No depoimento, o parlamentar disse que a operacionalização das emendas de comissão passou a reproduzir a lógica do orçamento secreto, com controle concentrado na presidência da Câmara. Ele citou especificamente o município de Rio Largo (AL), que, segundo afirmou, recebeu volumes “escandalosos” de recursos, inclusive por meio de comissões que não tinham deputados alagoanos entre seus integrantes.
Ouvida como testemunha, a servidora da Câmara Elza Carneiro dos Santos Figueiredo afirmou à PF que houve uma tentativa de encaminhar ofícios de emendas assinados pelo vice-presidente da comissão enquanto José Rocha estava em viagem, procedimento que, segundo ela, fugia do padrão administrativo.
Elza relatou que questionou a iniciativa e entrou em contato com Rocha, que disse não ter autorizado a substituição. Pouco depois, segundo a servidora, ela foi retirada do cargo de secretária da comissão, decisão que atribuiu a uma articulação política ligada à presidência da Casa, embora tenha afirmado não poder apontar responsáveis diretos.
Sem discussão formal
A deputada Adriana Ventura (Novo-SP) afirmou à PF que a destinação das emendas de comissão nunca foi discutida formalmente nos colegiados. Segundo ela, os recursos eram distribuídos por decisões tomadas “de cima”, sem transparência.

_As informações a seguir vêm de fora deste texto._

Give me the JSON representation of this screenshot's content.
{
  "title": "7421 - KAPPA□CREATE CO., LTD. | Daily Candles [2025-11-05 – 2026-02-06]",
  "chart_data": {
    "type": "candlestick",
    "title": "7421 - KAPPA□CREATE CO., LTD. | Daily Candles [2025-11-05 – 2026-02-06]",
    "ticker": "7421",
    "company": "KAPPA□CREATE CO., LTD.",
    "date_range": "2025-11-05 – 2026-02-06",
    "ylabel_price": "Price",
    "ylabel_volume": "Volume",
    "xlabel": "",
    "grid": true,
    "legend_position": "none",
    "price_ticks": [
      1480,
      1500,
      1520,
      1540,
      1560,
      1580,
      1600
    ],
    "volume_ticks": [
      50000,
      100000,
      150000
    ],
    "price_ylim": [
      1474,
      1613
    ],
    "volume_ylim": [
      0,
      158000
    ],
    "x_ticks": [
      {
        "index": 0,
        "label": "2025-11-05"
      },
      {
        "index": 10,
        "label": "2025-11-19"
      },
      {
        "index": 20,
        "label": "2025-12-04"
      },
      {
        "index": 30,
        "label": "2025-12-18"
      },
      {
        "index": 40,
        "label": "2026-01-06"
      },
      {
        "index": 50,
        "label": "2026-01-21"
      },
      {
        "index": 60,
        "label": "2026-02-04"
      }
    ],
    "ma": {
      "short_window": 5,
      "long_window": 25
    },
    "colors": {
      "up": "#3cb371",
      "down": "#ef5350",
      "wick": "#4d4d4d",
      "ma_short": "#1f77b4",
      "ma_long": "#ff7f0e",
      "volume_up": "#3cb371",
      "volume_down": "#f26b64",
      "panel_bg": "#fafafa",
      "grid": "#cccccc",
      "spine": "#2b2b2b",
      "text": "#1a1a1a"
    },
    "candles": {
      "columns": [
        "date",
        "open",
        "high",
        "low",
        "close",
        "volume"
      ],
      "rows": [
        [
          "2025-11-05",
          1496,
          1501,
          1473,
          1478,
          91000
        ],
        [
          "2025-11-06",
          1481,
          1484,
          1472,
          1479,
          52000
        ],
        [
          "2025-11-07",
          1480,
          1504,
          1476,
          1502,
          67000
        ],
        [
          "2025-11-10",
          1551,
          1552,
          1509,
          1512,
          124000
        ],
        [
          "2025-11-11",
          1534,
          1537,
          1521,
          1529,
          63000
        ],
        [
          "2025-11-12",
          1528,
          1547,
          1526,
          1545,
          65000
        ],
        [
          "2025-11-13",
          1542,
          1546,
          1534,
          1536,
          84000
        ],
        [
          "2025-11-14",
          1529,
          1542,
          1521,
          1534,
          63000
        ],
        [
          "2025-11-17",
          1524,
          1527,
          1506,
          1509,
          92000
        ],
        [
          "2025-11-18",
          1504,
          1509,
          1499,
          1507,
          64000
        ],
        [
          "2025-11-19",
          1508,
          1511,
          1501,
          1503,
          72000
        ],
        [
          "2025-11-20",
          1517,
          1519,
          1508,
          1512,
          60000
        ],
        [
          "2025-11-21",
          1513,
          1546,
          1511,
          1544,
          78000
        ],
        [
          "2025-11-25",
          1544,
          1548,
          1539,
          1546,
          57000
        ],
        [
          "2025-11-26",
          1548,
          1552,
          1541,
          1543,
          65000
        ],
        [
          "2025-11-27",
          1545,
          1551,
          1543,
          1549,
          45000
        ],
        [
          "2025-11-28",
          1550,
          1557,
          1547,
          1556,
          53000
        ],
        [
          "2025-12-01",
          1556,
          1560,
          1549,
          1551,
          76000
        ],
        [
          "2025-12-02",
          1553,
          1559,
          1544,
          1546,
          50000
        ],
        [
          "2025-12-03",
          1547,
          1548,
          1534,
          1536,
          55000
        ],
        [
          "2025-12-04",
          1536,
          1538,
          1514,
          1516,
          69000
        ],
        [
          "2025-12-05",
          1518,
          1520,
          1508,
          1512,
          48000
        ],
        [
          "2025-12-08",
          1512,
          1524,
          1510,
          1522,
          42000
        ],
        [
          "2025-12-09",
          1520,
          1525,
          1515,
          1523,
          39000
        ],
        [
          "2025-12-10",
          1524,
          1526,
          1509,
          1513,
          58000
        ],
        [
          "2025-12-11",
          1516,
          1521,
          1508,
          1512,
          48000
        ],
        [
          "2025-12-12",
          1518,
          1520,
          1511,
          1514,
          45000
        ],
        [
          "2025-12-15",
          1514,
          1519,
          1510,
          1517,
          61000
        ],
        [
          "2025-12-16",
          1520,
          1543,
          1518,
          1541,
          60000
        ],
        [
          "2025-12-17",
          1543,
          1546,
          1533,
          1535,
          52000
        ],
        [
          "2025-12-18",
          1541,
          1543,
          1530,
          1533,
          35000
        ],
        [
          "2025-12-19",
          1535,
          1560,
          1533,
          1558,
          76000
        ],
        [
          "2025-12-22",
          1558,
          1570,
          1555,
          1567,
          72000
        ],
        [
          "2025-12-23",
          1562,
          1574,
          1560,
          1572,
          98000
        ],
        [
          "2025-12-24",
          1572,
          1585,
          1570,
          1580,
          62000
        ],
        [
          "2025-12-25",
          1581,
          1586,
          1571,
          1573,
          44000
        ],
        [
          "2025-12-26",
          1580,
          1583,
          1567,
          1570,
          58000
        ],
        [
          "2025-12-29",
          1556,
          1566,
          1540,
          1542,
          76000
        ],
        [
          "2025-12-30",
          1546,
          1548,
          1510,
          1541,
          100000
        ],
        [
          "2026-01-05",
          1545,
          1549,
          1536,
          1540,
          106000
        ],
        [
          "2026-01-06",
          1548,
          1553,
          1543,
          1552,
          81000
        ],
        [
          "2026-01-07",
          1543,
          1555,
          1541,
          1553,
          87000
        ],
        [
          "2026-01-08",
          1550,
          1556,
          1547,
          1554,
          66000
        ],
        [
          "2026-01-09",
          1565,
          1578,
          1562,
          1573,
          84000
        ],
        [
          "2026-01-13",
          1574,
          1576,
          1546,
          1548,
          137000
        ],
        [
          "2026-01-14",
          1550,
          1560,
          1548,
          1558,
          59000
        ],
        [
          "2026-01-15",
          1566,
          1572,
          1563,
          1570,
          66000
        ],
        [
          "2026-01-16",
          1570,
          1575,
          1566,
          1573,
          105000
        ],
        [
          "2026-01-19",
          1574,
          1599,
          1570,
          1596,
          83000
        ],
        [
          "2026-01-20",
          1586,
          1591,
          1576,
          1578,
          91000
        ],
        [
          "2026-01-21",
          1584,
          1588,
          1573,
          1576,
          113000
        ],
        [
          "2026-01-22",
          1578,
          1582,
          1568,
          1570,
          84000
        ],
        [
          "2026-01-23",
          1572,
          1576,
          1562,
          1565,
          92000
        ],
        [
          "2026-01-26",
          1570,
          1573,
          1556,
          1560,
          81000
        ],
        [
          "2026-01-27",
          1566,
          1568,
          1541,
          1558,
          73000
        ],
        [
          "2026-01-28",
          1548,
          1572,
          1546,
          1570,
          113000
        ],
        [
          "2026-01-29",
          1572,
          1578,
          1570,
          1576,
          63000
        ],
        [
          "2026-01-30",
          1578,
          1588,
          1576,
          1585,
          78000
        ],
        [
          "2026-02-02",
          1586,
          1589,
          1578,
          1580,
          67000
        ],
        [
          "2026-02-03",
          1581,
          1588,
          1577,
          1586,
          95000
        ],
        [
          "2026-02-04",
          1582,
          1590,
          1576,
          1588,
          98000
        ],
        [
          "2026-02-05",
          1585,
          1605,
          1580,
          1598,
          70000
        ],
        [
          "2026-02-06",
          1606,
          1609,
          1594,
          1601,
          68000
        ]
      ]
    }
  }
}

"Eu dizia que não era laranja de ninguém. Todo mundo tinha que saber para onde o dinheiro ia", disse em depoimento."
Ela disse ainda que só tomou conhecimento de possíveis direcionamentos após reportagens na imprensa, já que o tema não era submetido à deliberação dos parlamentares.
O senador Cleitinho (Republicanos-MG) afirmou à PF que passou a desconfiar da atuação de intermediários após ser abordado por pessoas que se apresentaram como representantes de uma ONG interessada em “parcerias” para emendas, mesmo sem vínculo com seu estado.
— Fiquei com a impressão de que havia gente rodando gabinetes para pedir emenda — relatou.
A operação deflagrada nesta sexta-feira foi autorizada pelo ministro Flávio Dino, do Supremo Tribunal Federal, no âmbito de uma investigação que apura suspeitas de desvios na execução de emendas parlamentares. Mariângela Fialek é apontada nos autos como responsável pela operacionalização do esquema, com base nos depoimentos e na quebra de sigilo telemático.